By NEIL HARTNELL
Tribune Business Editor
Draft legislation is proposing a ‘light touch’ regulatory regime for credit unions with assets under $1 million, the Central Bank noting that the sector’s total assets have increased by 39 per cent since 2007.
The proposal is contained in the Central Bank’s consultation paper on the draft Bahamas Co-Operative Credit Unions Bill, and accompanying regulations, which have been released for final consultations after spending two years in development.
The legislation, which will switch regulatory responsibility for Bahamian credit unions from the Department of Co-operative Development, within the Ministry of Agriculture, Marine Resources and Local Government, to the Central Bank, comes after the industry bucked economic trends to enjoy rapid growth during the recession.

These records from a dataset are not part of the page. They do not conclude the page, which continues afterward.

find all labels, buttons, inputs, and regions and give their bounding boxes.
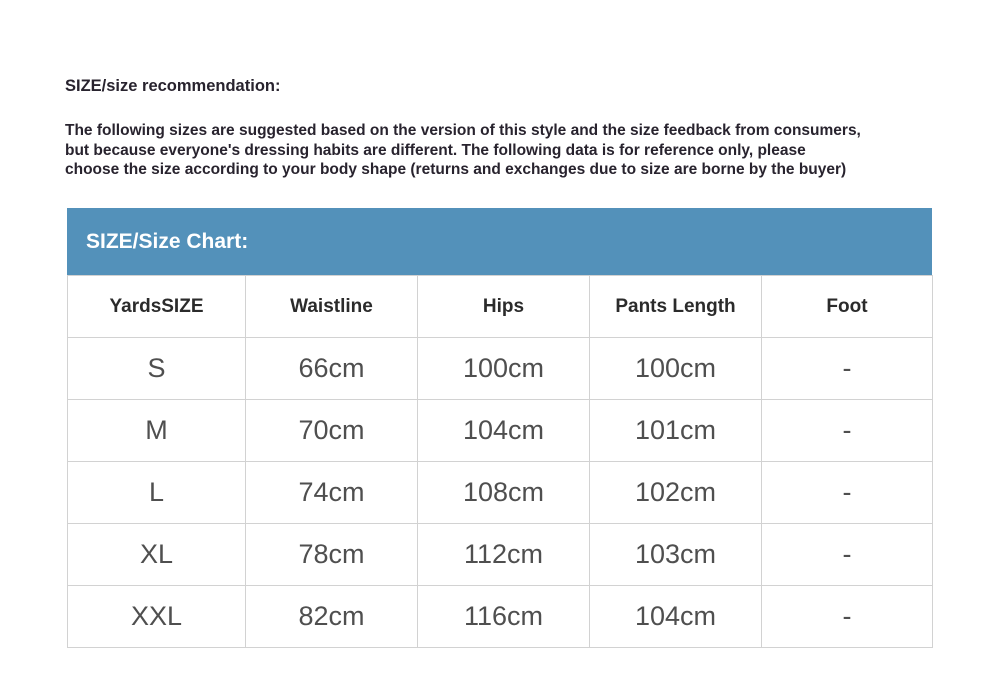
- cell-pants-length: 104cm: [589, 585, 762, 648]
- column-header-yards-size: YardsSIZE: [67, 275, 246, 338]
- table-row-size-m: M 70cm 104cm 101cm -: [67, 399, 933, 462]
- cell-size-label: S: [67, 337, 246, 400]
- cell-size-label: M: [67, 399, 246, 462]
- size-table-header-row: YardsSIZE Waistline Hips Pants Length Fo…: [67, 275, 933, 338]
- cell-hips: 100cm: [417, 337, 590, 400]
- cell-size-label: L: [67, 461, 246, 524]
- size-recommendation-paragraph: The following sizes are suggested based …: [65, 121, 861, 180]
- cell-foot: -: [761, 399, 933, 462]
- cell-hips: 108cm: [417, 461, 590, 524]
- table-row-size-xxl: XXL 82cm 116cm 104cm -: [67, 585, 933, 648]
- column-header-foot: Foot: [761, 275, 933, 338]
- table-row-size-xl: XL 78cm 112cm 103cm -: [67, 523, 933, 586]
- cell-waistline: 78cm: [245, 523, 418, 586]
- size-chart-section: SIZE/Size Chart: YardsSIZE Waistline Hip…: [67, 208, 933, 648]
- cell-pants-length: 102cm: [589, 461, 762, 524]
- cell-pants-length: 101cm: [589, 399, 762, 462]
- table-row-size-s: S 66cm 100cm 100cm -: [67, 337, 933, 400]
- size-chart-title-bar: SIZE/Size Chart:: [67, 208, 932, 275]
- cell-foot: -: [761, 585, 933, 648]
- paragraph-line-2: but because everyone's dressing habits a…: [65, 141, 806, 159]
- size-table: YardsSIZE Waistline Hips Pants Length Fo…: [67, 275, 933, 648]
- paragraph-line-3: choose the size according to your body s…: [65, 161, 847, 178]
- cell-size-label: XXL: [67, 585, 246, 648]
- column-header-hips: Hips: [417, 275, 590, 338]
- table-row-size-l: L 74cm 108cm 102cm -: [67, 461, 933, 524]
- cell-waistline: 66cm: [245, 337, 418, 400]
- cell-pants-length: 100cm: [589, 337, 762, 400]
- cell-foot: -: [761, 461, 933, 524]
- column-header-waistline: Waistline: [245, 275, 418, 338]
- size-chart-title: SIZE/Size Chart:: [86, 229, 249, 253]
- cell-hips: 112cm: [417, 523, 590, 586]
- size-recommendation-heading: SIZE/size recommendation:: [65, 77, 281, 95]
- cell-hips: 104cm: [417, 399, 590, 462]
- cell-waistline: 70cm: [245, 399, 418, 462]
- cell-foot: -: [761, 337, 933, 400]
- cell-hips: 116cm: [417, 585, 590, 648]
- cell-size-label: XL: [67, 523, 246, 586]
- paragraph-line-1: The following sizes are suggested based …: [65, 122, 861, 139]
- cell-waistline: 82cm: [245, 585, 418, 648]
- cell-waistline: 74cm: [245, 461, 418, 524]
- cell-foot: -: [761, 523, 933, 586]
- cell-pants-length: 103cm: [589, 523, 762, 586]
- column-header-pants-length: Pants Length: [589, 275, 762, 338]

Noting that seven credit unions remained in existence at end-October 2013, and were being governed with other co-operatives under the Co-Operative Societies Act 2005, the consultation paper said: “The credit union sector has registered significant growth over the past five years, with assets of $301.074 million at end-December 2012 representing an average growth of 39 per cent since 2007, and membership at some 39,238 persons.”
The Central Bank said the transition to its oversight had been driven by “the recognition of the growing size and complexity of the sector, and important implications for financial stability, should there be an adverse event”.
Global bodies, such as the World Council of Credit Unions, wanted the sector to be regulated by the likes of Central Banks, and the consultation paper noted the move would dovetail with the desire for regulatory consolidation in the financial services industry.
Arguably the most notable provision in the new Bill is the move to allow “relaxed reporting requirements” for credit unions with less than $1 million in assets.
While credit unions with assets in excess of this sum will have to maintain a combination of statutory reserves, retained earnings, qualifying shares and equity shares that amounts to 10 per cent or more of their total assets, smaller operators will have a smaller regulatory burden.
Those credit unions with assets of less than $100,000 will have to keep a reserve ratio equivalent to 1 per cent of total assets; those with assets between $100,000 and $300,000 a 3 per cent ratio; operators with assets between $300,000 to $500,000 a 5 per cent ratio; those with between $500,000-$700,000 in assets, a 7 per cent ratio; and credit unions with assets between $750,000 to $1 million will have to keep a reserve ratio that is, at a minimum, 9 per cent of total assets.
And small credit unions with assets of less than $1 million will also be able to report to the Central Bank on a quarterly basis, while their larger counterparts must do so monthly.
“Clause 20 of the Bahamas Co-Operative Credit Unions Bill provides for relaxed reporting requirements for credit unions with assets of less than $1 million,” the document said.
“The purpose of this ‘lighter touch’ regime for smaller credit unions is to give them an opportunity to grow and develop before becoming subject to the more rigorous requirements which would apply to credit unions having assets of $1 million or more.”
The Bill also brings in new provisions stipulating the number of credit union members required to form a quorum at a general or special meeting, linking this to membership size.
Other requirements under the Bill include the need for credit unions to appoint a compliance officer; competency requirements for supervisory and credit committee members; and prohibitions on employing former directors or committee members.
Credit unions will also have to maintain an internal audit function, while a Registered Co-operative Credit Unions Appeal Tribunal, comprised of three persons, will be formed to hear appeals arising from a decision of the Central Bank or an arbitrator.
And the Bahamas Co-Operative Credit Unions Bill also requires the “Apex Body (the National League) to establish an investment committee, comprising of three persons, including a member of the Apex Body’s Board, to determine the Apex Body’s investment policies and co-ordinate and oversee its investment portfolio.
“Investment committee members will be required to have a sound understanding of investment risks and liquidity management. Members of the investment committee may be appointed for a maximum of two terms, of two or three years each.”